Murat Temirkhanov, an economist, notes that this has been a boon not just to low-income families but also borrowers with stable incomes – decently salaried workers in the private sector and government employees.
“These borrowers are lucky to get very cheap mortgages, so they are motivated to make payments on time and do not have problems with the bank,” Temirkhanov told Eurasianet.
The self-employed and small business owners are in a tighter spot.
Even though state-subsidized programs are ostensibly earmarked for in-need categories, they are sometimes broad enough to be exploited by the buy-to-rent crowd.
“Given that the cost of renting apartments has approximately doubled over the past year, this is a fairly profitable investment,” Amankulov said.
The rental market has been strongly distorted by the arrival in Kazakhstan of countless thousands of Russian nationals seeking to avoid mobilization in their home country.
There is yet another popularly demanded government initiative that has unwittingly served to heat up the real estate sector.
In January 2021, the authorities caved to public calls to allow some citizens to access their state-run pension funds early for buying property or making other capital investments. Under rules devised by the Industry and Infrastructure Development Ministry, money withdrawn from the fund was only to be available for certain types of expenditures, such as the partial or whole payment of property and land purchases and for funding household renovations.
The program mostly benefited those who, thanks to large salaries and historic pension contributions, had been able to accumulate huge surpluses. As of late September, the state pension fund had approved 1.3 million applications and disbursed 3.1 trillion tenge ($6.5 billion) for the “improvement of living conditions.”

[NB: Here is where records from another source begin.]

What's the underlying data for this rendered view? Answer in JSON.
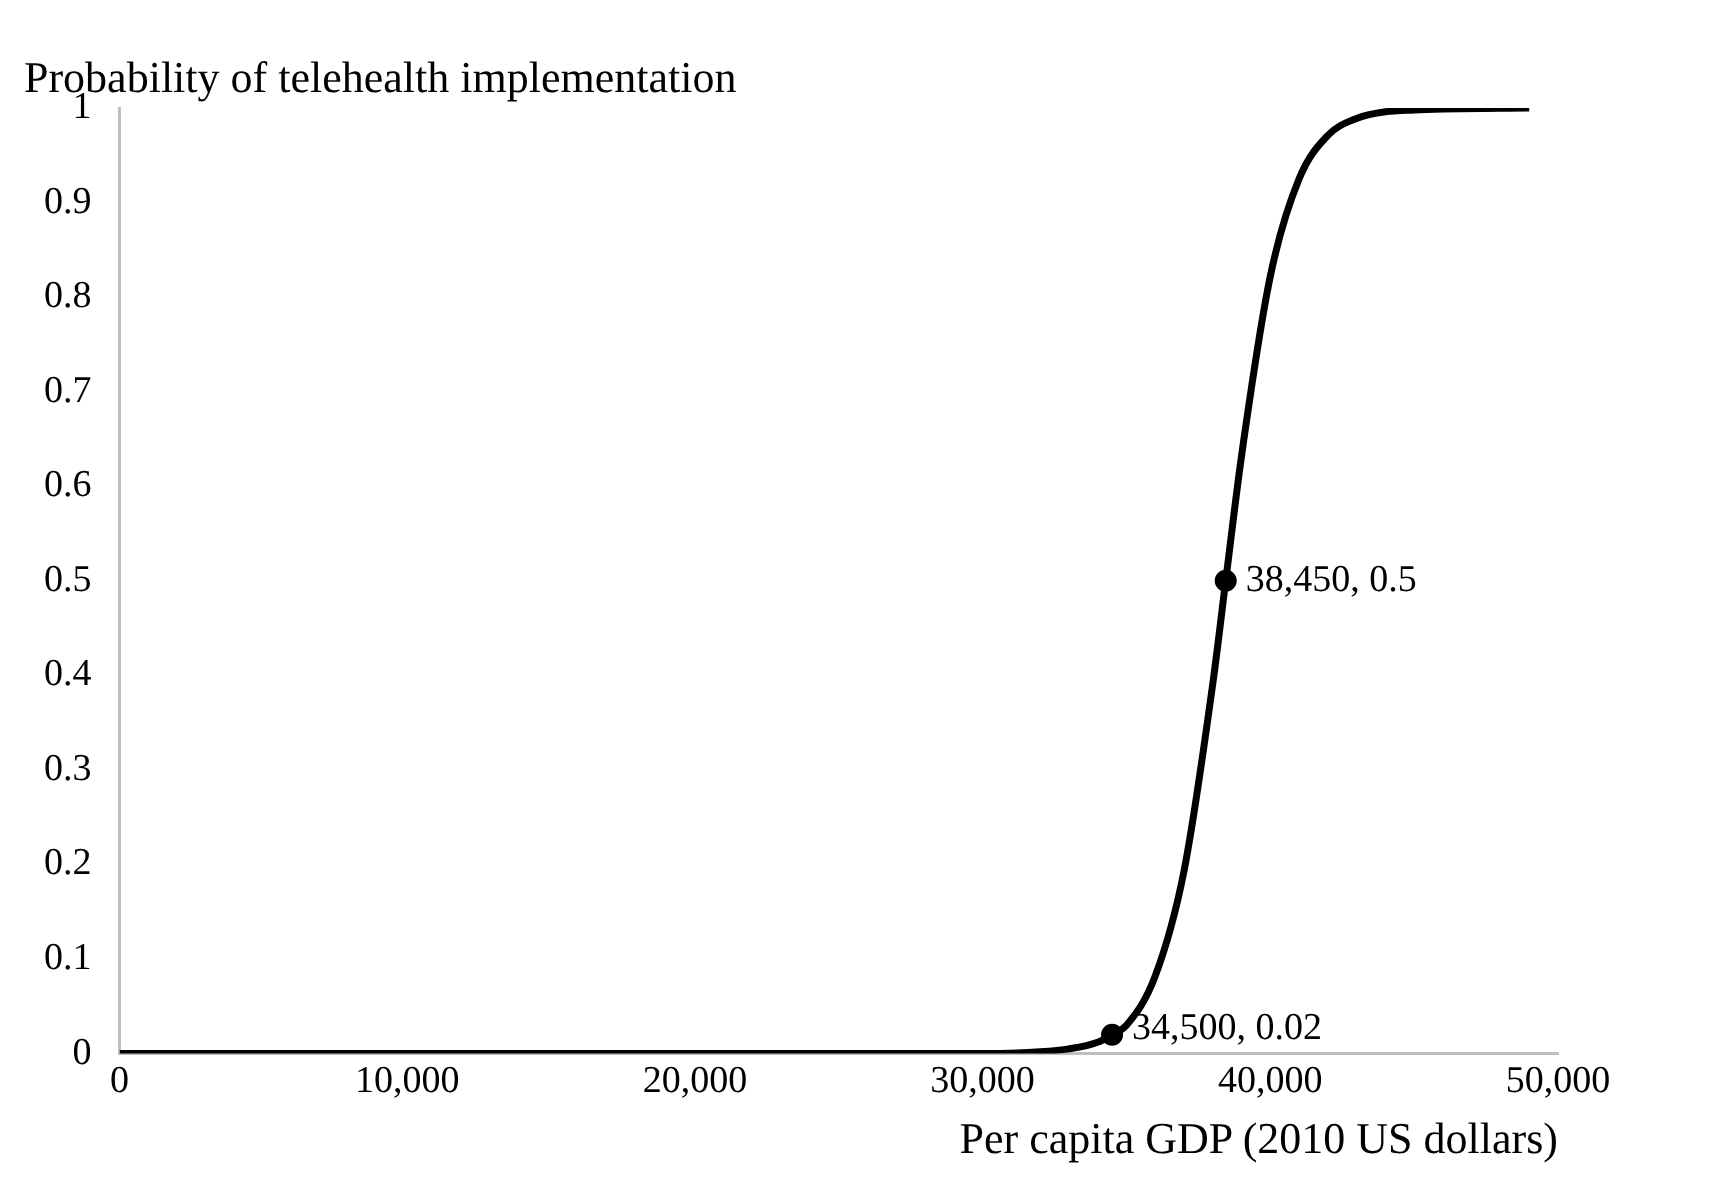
{
  "chart_data": {
    "type": "line",
    "ylabel": "Probability of telehealth implementation",
    "xlabel": "Per capita GDP (2010 US dollars)",
    "xlim": [
      0,
      50000
    ],
    "ylim": [
      0,
      1
    ],
    "xticks": [
      0,
      {
        "value": 10000,
        "label": "10,000"
      },
      {
        "value": 20000,
        "label": "20,000"
      },
      {
        "value": 30000,
        "label": "30,000"
      },
      {
        "value": 40000,
        "label": "40,000"
      },
      {
        "value": 50000,
        "label": "50,000"
      }
    ],
    "yticks": [
      0,
      0.1,
      0.2,
      0.3,
      0.4,
      0.5,
      0.6,
      0.7,
      0.8,
      0.9,
      1
    ],
    "grid": false,
    "legend": false,
    "series": [
      {
        "type": "line",
        "color": "#000000",
        "marker": "none",
        "x": [
          0,
          10000,
          20000,
          30000,
          32000,
          33000,
          34000,
          34500,
          35000,
          36000,
          37000,
          38000,
          38450,
          39000,
          40000,
          41000,
          42000,
          43000,
          44000,
          45000,
          46000,
          49000
        ],
        "values": [
          0,
          0,
          0,
          0,
          0.002,
          0.005,
          0.012,
          0.02,
          0.03,
          0.082,
          0.193,
          0.391,
          0.5,
          0.632,
          0.822,
          0.925,
          0.971,
          0.989,
          0.996,
          0.998,
          0.999,
          1
        ]
      },
      {
        "type": "scatter",
        "color": "#000000",
        "marker": "circle",
        "x": [
          34500,
          38450
        ],
        "values": [
          0.02,
          0.5
        ],
        "value_labels": [
          "34,500, 0.02",
          "38,450, 0.5"
        ]
      }
    ]
  }
}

The whole exercise produced winners and losers.
“Large withdrawals from the pension fund had a steroid-like effect. Market activity and prices significantly outstripped a fundamental factor: the level of incomes. In turn, the strong rise in prices has reduced the affordability of housing for citizens,” an expert from the Association of Financiers of Kazakhstan told Eurasianet in emailed remarks.
Seyitkazina was one of the losers.
“The state did us a disservice,” said Seyitkazina. “I don't think I’ll ever own a home.”
Almaz Kumenov is an Almaty-based journalist.